WARSAW, Poland (AP) - The radical free-market reforms that Leszek Balcerowicz designed for Poland three decades ago put the country on a path toward spectacular economic growth.
Now the 72-year-old economist is having to defend that legacy.
Rather than being universally hailed, Balcerowicz, who was the finance minister and deputy prime minister in Poland’s first democratically elected government after decades of communist rule, has been sometimes blamed for the poverty and high unemployment that befell many Poles, particularly in the turbulent early years of the transformation.
As Poland marks 30 years since that government’s formation this month, unfettered free-market capitalism is facing a backlash that has boosted the popularity of Poland’s ruling party, Law and Justice, ahead of Oct. 13 parliamentary elections. The party is usually described as right-wing due to its deeply conservative outlook on social issues, such as its opposition to abortion and gay rights. But it is decidedly left-wing on the economy and is far ahead of rivals in opinion polls after ramping up the state’s role in the economy, reversing the austerity and privatizations supported by a string of governments since 1989.
During its four years in power, Law and Justice has launched and expanded a system of cash handouts to families with children, pensioners and farmers, lowered the retirement age and banned most Sunday shopping. It has also launched a renationalization of the financial sector that included the state buying back control of Poland’s second-largest bank, Pekao SA, from Italy’s UniCredit.
In a recent interview with The Associated Press, Balcerowicz lamented the heavy-spending policies, which he believes will hurt the country in the long run. He also accuses the ruling party of trying to recreate “homo sovieticus,” a mindset of dependence on ruling authorities for security and benefits as the party consolidates its power over the state and many state-run companies.
He argues that the government has only been able to spend freely without creating debt because the larger European economy has been so robust in recent years. He also accuses ruling party leader Jaroslaw Kaczynski and other governing authorities of “buying” the support of voters.

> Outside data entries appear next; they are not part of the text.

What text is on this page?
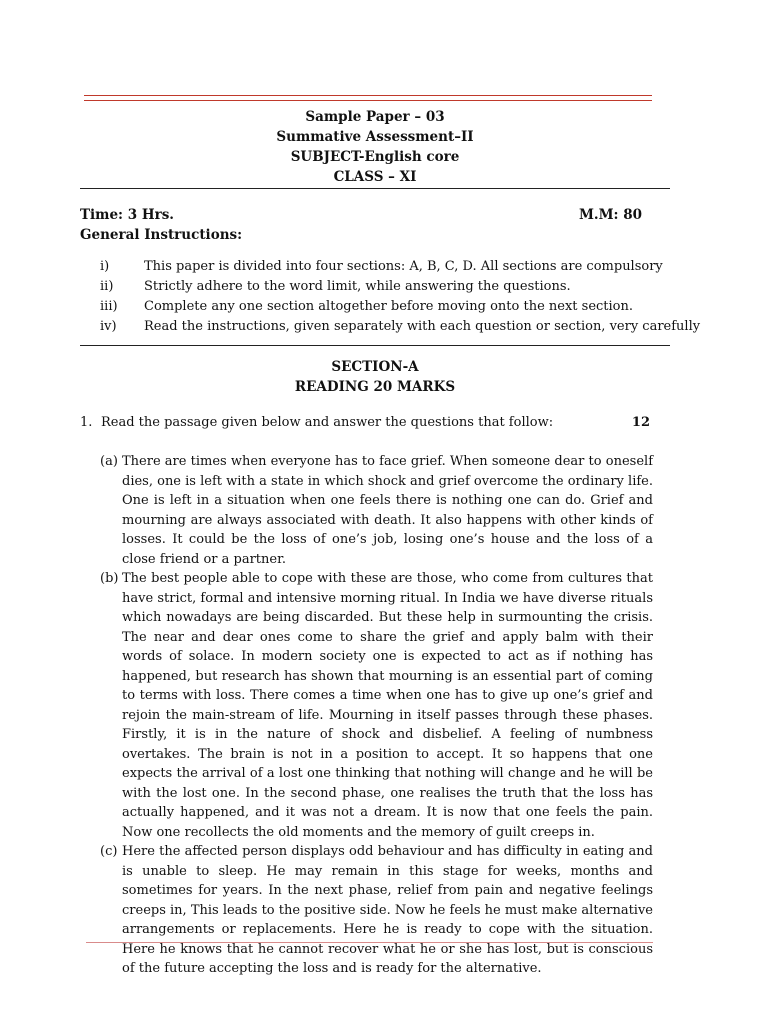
Sample Paper – 03
Summative Assessment–II
SUBJECT-English core
CLASS – XI
Time: 3 Hrs.	M.M: 80
General Instructions:
i)	This paper is divided into four sections: A, B, C, D. All sections are compulsory
ii)	Strictly adhere to the word limit, while answering the questions.
iii)	Complete any one section altogether before moving onto the next section.
iv)	Read the instructions, given separately with each question or section, very carefully
SECTION-A
READING 20 MARKS
1. Read the passage given below and answer the questions that follow:	12
(a) There are times when everyone has to face grief. When someone dear to oneself dies, one is left with a state in which shock and grief overcome the ordinary life. One is left in a situation when one feels there is nothing one can do. Grief and mourning are always associated with death. It also happens with other kinds of losses. It could be the loss of one’s job, losing one’s house and the loss of a close friend or a partner.
(b) The best people able to cope with these are those, who come from cultures that have strict, formal and intensive morning ritual. In India we have diverse rituals which nowadays are being discarded. But these help in surmounting the crisis. The near and dear ones come to share the grief and apply balm with their words of solace. In modern society one is expected to act as if nothing has happened, but research has shown that mourning is an essential part of coming to terms with loss. There comes a time when one has to give up one’s grief and rejoin the main-stream of life. Mourning in itself passes through these phases. Firstly, it is in the nature of shock and disbelief. A feeling of numbness overtakes. The brain is not in a position to accept. It so happens that one expects the arrival of a lost one thinking that nothing will change and he will be with the lost one. In the second phase, one realises the truth that the loss has actually happened, and it was not a dream. It is now that one feels the pain. Now one recollects the old moments and the memory of guilt creeps in.
(c) Here the affected person displays odd behaviour and has difficulty in eating and is unable to sleep. He may remain in this stage for weeks, months and sometimes for years. In the next phase, relief from pain and negative feelings creeps in, This leads to the positive side. Now he feels he must make alternative arrangements or replacements. Here he is ready to cope with the situation. Here he knows that he cannot recover what he or she has lost, but is conscious of the future accepting the loss and is ready for the alternative.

He voices even greater concern about the rule of law over the way Law and Justice has seized control of key segments of the judicial system, including the constitutional court and public prosecution system, as well as its use of state media to spread what he calls “flagrant and primitive lies and personal attacks.”
Ahead of elections, Kaczynski is vowing to further increase the state’s role in the economy. He promised during a recent campaign speech to almost double the minimum wage over the next four years and raise social security fees to end the “post-colonial concept of Poland as a source of cheap labor.” Business groups view that plan with alarm.
Speaking from his office at the Warsaw School of Economics, where he still works as a professor, Balcerowicz said it’s a case in which “the bad guys have good luck.”
He rejects as “idiotic” the idea that what Poland is seeing is a backlash against capitalism. He believes, instead, that a series of “accidents” have happened, including Law and Justice winning a majority of seats in the parliament in 2015 with less than 38% support, which occurred when some small parties did not make the threshold to get into parliament. Now that the party has such huge power, it is maintaining its support with its propaganda, he argued.
“Shocks or accidents happen in politics, too,” he said. “Not everything is caused by systematic factors.”
Under Balcerowicz’s reforms, Poland embraced free-market policies with low taxes on corporations and a weak social safety net. The policies attracted huge foreign investments, bringing opportunity to many, especially in the cities. Poland’s economy, which at the time was about the size of Ukraine’s, now has GDP per capita that it five times that of its neighbor.
However, some viewed the privatizations as akin to giving away the family jewels for almost nothing in return. Economic inequalities grew, creating a pool of grievance, and wages today remain far lower than in Western Europe.
Forsal, an online business portal, recently examined Balcerowicz’s legacy, noting that there are still fierce debates today about whether he is a “national hero or a heartless doctrinaire who, in the name of (free-market) liberalism, condemned millions of Poles to a miserable vegetation while destroying thousands of state-owned companies and selling out national property.”
Balcerowicz stands by his decisions of 30 years ago. He insists it was the legacy of decades of communism, and not his reforms, that caused the collapse of industry and the unemployment that persisted for years, and defends the decisions he took then.
When he introduced his “Balcerowicz Plan” - something others often call “shock therapy” - hyperinflation was at over 600% and growing and the state was crushed by massive debts to the West.
Balcerowicz said it was clear to him then that the Polish government “had to move very fast.”
“The economy was collapsing,” he recalled. “It’s like putting out a fire in your house. To move slowly is senseless.”